ここでは、シーン別にカジュアルな服装の可否を整理します。

神社でのご祈祷を受ける場合

神社でご祈祷を受ける場合、最もフォーマルな服装が求められます。

ご祈祷は神事であり、神前での儀式なので、カジュアルすぎる服装は避けるべきです。

母親ならスーツやセレモニースーツ、父親ならビジネススーツかダークスーツが基本です。

ジャケットなしのセットアップやジャケパンスタイルは、ご祈祷を受ける場合は少しカジュアルすぎると感じられる可能性があります。

  • 母親:スーツ、セレモニースーツ、訪問着
  • 父親:ビジネススーツ、ダークスーツ、紋なし羽織袴
  • 靴:パンプス、革靴
  • アクセサリー:控えめなもの

神社によっては服装に関する案内があることもあるので、事前に確認しておくと安心です。

お参りだけで済ませる場合

ご祈祷は受けず、お参りだけで済ませる場合は、少しカジュアル寄りでも許容されます。

とはいえ、神社という場所柄、Tシャツやジーンズのような普段着は避けるべきです。

母親ならジャケットなしのセットアップやきれいめワンピース、父親ならジャケパンスタイルで問題ありません。

ネクタイも必須ではなく、家族全体のバランスで判断して構いません。

ただし、清潔感と上品さは保つ必要があり、神社の境内を歩いても違和感のない装いを心がけます。

フォトスタジオでの記念撮影のみの場合

神社へのお参りはせず、フォトスタジオでの記念撮影のみの場合、最もカジュアルな服装が許容されます。
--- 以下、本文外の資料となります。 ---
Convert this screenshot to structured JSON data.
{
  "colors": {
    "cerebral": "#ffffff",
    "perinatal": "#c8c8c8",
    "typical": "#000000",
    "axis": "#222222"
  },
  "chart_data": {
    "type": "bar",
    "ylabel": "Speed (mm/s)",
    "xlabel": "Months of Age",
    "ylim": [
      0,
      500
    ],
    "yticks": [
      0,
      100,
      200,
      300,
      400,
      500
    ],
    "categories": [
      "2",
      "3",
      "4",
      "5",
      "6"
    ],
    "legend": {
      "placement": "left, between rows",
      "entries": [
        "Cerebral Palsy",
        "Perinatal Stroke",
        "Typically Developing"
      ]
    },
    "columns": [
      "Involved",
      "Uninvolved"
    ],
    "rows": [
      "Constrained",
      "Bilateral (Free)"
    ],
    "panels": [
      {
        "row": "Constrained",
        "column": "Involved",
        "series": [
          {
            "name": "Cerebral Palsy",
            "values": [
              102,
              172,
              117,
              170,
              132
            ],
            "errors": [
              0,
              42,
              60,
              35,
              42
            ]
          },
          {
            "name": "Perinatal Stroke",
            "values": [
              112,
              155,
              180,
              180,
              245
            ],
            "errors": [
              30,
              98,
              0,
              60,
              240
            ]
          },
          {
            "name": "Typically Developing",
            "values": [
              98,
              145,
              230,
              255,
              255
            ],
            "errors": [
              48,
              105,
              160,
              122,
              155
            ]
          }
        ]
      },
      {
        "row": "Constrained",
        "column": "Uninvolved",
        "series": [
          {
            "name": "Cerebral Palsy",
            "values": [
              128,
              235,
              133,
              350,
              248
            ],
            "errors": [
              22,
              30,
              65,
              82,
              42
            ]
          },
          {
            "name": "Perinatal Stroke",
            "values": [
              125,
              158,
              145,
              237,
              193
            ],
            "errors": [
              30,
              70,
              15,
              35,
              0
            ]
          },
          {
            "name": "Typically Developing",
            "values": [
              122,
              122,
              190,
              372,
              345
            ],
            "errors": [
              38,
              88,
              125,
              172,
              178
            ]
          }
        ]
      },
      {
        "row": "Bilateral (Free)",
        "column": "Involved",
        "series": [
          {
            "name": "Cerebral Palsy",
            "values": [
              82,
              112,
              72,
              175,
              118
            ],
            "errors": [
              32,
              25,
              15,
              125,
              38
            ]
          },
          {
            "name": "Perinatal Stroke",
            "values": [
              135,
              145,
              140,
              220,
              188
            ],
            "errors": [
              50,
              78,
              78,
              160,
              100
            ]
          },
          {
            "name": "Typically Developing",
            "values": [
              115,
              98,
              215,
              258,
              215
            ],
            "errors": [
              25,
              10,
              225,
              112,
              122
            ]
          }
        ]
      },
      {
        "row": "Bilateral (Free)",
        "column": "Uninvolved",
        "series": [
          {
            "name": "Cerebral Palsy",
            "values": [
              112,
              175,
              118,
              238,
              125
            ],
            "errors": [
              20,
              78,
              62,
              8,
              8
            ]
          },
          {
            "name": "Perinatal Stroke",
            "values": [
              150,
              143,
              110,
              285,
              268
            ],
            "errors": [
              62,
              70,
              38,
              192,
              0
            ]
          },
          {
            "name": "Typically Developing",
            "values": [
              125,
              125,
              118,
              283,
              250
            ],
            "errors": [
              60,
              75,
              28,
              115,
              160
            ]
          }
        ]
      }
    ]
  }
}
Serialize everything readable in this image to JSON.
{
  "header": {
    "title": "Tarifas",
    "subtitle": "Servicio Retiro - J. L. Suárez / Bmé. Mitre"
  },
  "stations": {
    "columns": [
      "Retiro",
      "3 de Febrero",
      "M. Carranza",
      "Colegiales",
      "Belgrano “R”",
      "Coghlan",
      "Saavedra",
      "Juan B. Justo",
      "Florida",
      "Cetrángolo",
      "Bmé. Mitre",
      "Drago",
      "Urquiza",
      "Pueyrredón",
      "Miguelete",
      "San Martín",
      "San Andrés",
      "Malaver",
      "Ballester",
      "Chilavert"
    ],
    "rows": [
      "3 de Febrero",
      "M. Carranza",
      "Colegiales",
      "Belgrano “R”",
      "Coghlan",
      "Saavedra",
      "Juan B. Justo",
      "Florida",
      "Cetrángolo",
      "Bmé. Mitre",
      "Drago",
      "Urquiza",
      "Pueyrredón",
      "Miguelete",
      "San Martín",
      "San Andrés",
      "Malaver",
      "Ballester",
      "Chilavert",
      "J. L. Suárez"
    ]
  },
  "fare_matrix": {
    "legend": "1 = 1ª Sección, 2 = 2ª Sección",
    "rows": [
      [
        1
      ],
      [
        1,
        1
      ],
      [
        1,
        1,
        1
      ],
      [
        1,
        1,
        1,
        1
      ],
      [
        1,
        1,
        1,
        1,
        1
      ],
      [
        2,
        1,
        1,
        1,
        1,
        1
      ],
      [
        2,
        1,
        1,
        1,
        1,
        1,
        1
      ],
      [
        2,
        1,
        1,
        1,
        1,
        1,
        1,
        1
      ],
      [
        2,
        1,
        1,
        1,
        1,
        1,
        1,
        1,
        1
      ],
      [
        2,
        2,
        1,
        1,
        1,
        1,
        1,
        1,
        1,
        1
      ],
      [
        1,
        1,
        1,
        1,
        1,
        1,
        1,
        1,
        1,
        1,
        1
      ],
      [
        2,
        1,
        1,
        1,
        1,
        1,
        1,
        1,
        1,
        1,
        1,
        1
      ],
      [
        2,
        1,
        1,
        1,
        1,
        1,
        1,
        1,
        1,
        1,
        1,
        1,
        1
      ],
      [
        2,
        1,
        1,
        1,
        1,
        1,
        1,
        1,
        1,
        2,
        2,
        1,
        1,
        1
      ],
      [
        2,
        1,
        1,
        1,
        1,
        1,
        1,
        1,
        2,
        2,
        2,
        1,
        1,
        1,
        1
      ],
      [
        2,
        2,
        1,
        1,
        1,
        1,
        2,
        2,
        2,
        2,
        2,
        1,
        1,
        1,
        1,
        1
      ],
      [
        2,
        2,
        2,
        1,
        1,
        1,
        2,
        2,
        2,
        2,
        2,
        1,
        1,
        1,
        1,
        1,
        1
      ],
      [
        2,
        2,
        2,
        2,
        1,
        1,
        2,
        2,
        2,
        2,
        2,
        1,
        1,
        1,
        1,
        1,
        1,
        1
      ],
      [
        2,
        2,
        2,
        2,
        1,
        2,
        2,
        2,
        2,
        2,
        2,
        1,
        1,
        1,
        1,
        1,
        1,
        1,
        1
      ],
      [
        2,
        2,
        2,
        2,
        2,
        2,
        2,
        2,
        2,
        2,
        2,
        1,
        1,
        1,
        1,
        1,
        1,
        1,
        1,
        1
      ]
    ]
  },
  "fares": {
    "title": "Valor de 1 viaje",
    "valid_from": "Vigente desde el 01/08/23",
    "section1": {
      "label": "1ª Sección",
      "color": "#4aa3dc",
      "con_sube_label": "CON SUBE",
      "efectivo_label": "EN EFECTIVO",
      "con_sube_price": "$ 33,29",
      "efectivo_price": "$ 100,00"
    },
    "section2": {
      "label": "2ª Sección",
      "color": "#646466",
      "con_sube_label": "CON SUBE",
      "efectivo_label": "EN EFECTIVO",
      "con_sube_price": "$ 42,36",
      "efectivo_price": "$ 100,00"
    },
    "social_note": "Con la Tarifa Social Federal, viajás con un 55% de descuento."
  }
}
とはいえ、写真に残ることを考えると、普段着よりはきちんと感のある装いが望ましいです。

シーンフォーマル度おすすめ服装
神社でご祈祷スーツ、訪問着
お参りのみセットアップ、ジャケパンスタイル
スタジオ撮影のみ低〜中きれいめカジュアル

スタジオによっては、家族でカジュアルな雰囲気の写真を撮ることをコンセプトにしているところもあり、その場合は普段よりおしゃれな私服で撮影するケースもあります。

ただし、後から見返したときにトレンド感が強すぎて古く感じることもあるので、ベーシックなデザインを選ぶと長く楽しめます。

まとめ|七五三のお参りでカジュアルな服装を選ぶときの心得

七五三のお参りでは、カジュアルな服装も許容されますが、守るべきマナーと境界線があります。

神聖な場でのお祝いごとという性質を忘れず、セミフォーマルからきれいめカジュアルの範囲で選ぶことが大切です。

子どもが主役であることを意識し、親は控えめで品のある装いを心がけましょう。

家族全体で統一感を出し、シーンに応じてフォーマル度を調整すれば、カジュアルでも失敗しない七五三の服装が完成します。

大切なのは、写真に残したときに家族みんなが笑顔で振り返れる、心地よい装いを選ぶことです。